Jerry se movió con considerable cautela para no llamar la atención de la bestia e intentó ponerse de pie. Sin embargo, sus piernas no estuvieron a la altura de sus intenciones. Lo único que logró fue arrastrarse un trecho por la sala sabre las manos y las rodillas y espiar —una bestia a otra— a través del velo de agua.

Presintió que lo presentían, que la oscura criatura reclinada había vuelto los ojos en su dirección. Cuando lo miró, sintió que se le erizaba la piel, pero no logró apartar la vista. Y cuando él se disponía a examinarla mejor, en la sustancia de la criatura se formó un chispazo fosforescente que se esparció en olas de luz amarillenta por toda su tremenda silueta, revelándola en su totalidad a Coloqhoun.

Supo sin lugar a dudas que se trataba de una hembra, aunque no se parecía a ninguna especie o género que él conociera. Mientras las olas de luminosidad recorrían el físico de la criatura, descubrieron con cada nueva ráfaga una configuración también nueva y fenomenal. Al observarla, a Jerry se le ocurrió pensar en algo lento y fundido, vidrio tal vez, o piedra, como si su carne adquiriera formas complicadas para ser devuelta al horno y moldeada otra vez. Carecía de cabeza y piernas reconocibles como tales, pero sus contornos estaban plagados de racimos de burbujas brillantes que podían haber sido ojos, y aquí y allá despedía cintas iridiscentes —unas llamaradas lentas de color pastel— que parecían encender por momentos el aire.

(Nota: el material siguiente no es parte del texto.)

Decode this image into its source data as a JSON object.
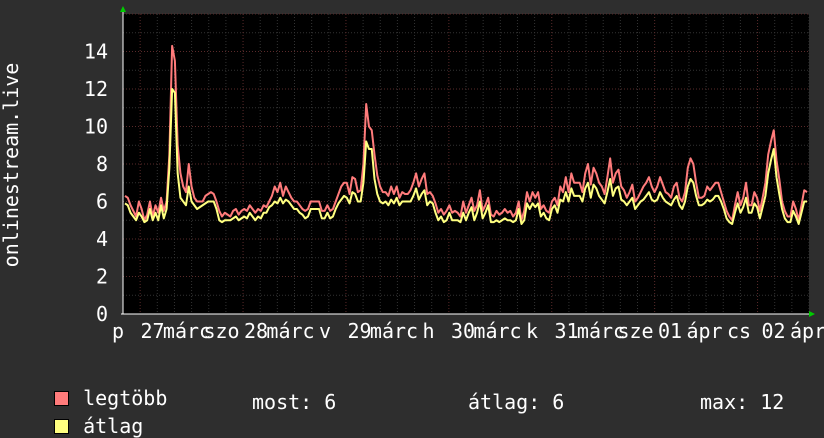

Aquel cuerpo emitió entonces una serie de suaves sonidos: suspiros y burbujeos. Se preguntó si se estaría dirigiendo a él, y si era así, cómo esperaba que respondiera. Al oír unas pisadas detras de él, se volvió hacia una de las mujeres en busca de apoyo.

—No tengas miedo —le dijo.

—No tengo miedo —repuso Jerry.

Era verdad. El prodigio que tenía delante resultaba electrificante, pero no le producía ningún temor.

—¿Qué es? —preguntó.

La mujer se mantuvo cerca de él. Su piel, bañada por la luz que despedía la criatura, era dorada. A pesar de las circunstancias, o tal vez precisamente a causa de ellas, sintió un temblor de deseo.

—Es la Madonna. La Virgen Madre.

—¿Madre? —repitió Jerry, volviéndose otra vez para ver a la criatura.

Las olas de fosforescencia habían dejado de recorrer el cuerpo. La luz latía ahora en una parte concreta de su anatomía, y en esa región, siguiendo el ritmo del pulso, la sustancia de la Madonna se hinchó y se partió. A sus espaldas Jerry oyó más pasos; el eco de unos susurros, de risas y aplausos llenó la cámara.